In einer neuen Entscheidung (K121.390/0001-DSK/2009 vom 21.1.2009) hat
die Datenschutzkommission (DSK) einen Loeschungsanspruch unter teils
dubiosen Argumenten abgelehnt.
Der Betroffene war unter Verdacht geraten, Vergehen der
pornographischen Darstellung Minderjaehriger und des sexuellen
Missbrauchs von Jugendlichen begangen zu haben. Die
Bundespolizeidirektion Wien hatte ein Ermittlungsverfahren eingeleitet
und Strafanzeige an die Staatsanwaltschaft Wien erstattet. Nach
weiteren Ermittlungsschritten hatte die Staatsanwaltschaft das
Ermittlungsverfahren aufgrund mangelnder Beweise eingestellt.
Der Betroffene richtete ein Loeschungsbegehren an die
Bundespolizeidirektion Wien. Darin verlangte er, saemtliche zu seiner
Person verarbeiteten Daten, auch in den allgemeinen Protokollen und in
den Erhebungsakten zu loeschen. Dem spaeteren Beschwerdefuehrer wurde
mitgeteilt, dass keine personenbezogenen Daten in Datenanwendungen
ueber ihn verarbeitet wuerden, weshalb auch keine Loeschung erfolgen
koenne. Die Erhebungsakten selbst seien keine Datenanwendungen und
unterlaegen nicht dem Loeschungsrecht. Die Daten der allgemeinen
Protokolle wuerden fuer Zwecke der Wiederauffindung der Aktenkopie und
der Dokumentation behoerdlichen Handelns "jedenfalls auf Dauer der
Aufbewahrung der Aktenkopie" benoetigt. Aufgrund der Verweigerung der
Loeschung wandte sich der Betroffene an die DSK.

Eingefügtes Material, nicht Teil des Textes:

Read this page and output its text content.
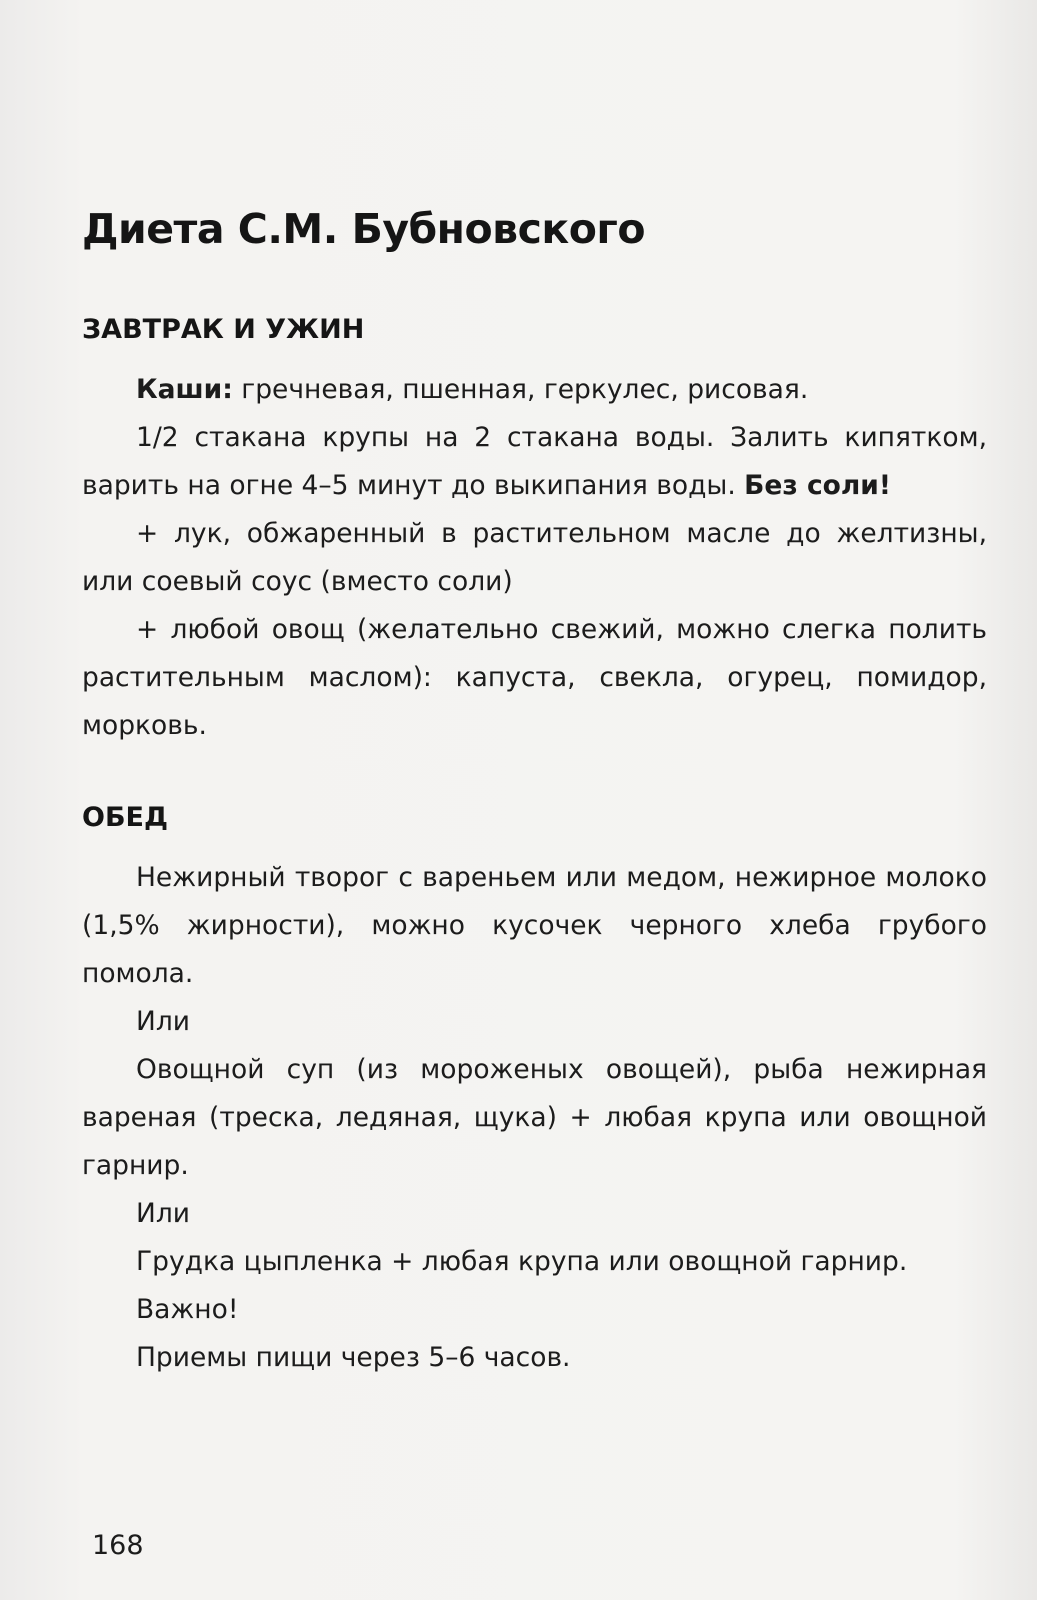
Диета С.М. Бубновского
ЗАВТРАК И УЖИН

Каши: гречневая, пшенная, геркулес, рисовая.

1/2 стакана крупы на 2 стакана воды. Залить кипятком, варить на огне 4–5 минут до выкипания воды. Без соли!

+ лук, обжаренный в растительном масле до желтизны, или соевый соус (вместо соли)

+ любой овощ (желательно свежий, можно слегка полить растительным маслом): капуста, свекла, огурец, помидор, морковь.

ОБЕД

Нежирный творог с вареньем или медом, нежирное молоко (1,5% жирности), можно кусочек черного хлеба грубого помола.

Или

Овощной суп (из мороженых овощей), рыба нежирная вареная (треска, ледяная, щука) + любая крупа или овощной гарнир.

Или

Грудка цыпленка + любая крупа или овощной гарнир.

Важно!

Приемы пищи через 5–6 часов.

168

Hinsichtlich der bezeichneten Papierakten verweist die DSK in ihrer
Entscheidung auf die staendige Judikatur, dass diese nicht dem
Dateibegriff entsprechen wuerden und daher kein Loeschungsanspruch aus
dem DSG bestuende.
Interessant sind die Ausfuehrungen zur Loeschung aus der
Aktendokumentation, dem EDV-System "PAD" (Abkuerzung fuer
"Protokollieren-Anzeigen-Daten"). Dort bestehen Eintragungen
hinsichtlich "aeusserer" Verfahrensdaten (wie Identitaets-, Adress-
und Kontaktdaten), Daten zum Verfahrensgegenstand (wie
Sachverhalt/"Kurzsachverhalt", Rolle des Betroffenen, Tatverdacht,
befasste Behoerden) und Verfahrensausgang. Teilweise sind
PAD-Dokumentation und gefuehrter Papierakt zu einem Fall ident.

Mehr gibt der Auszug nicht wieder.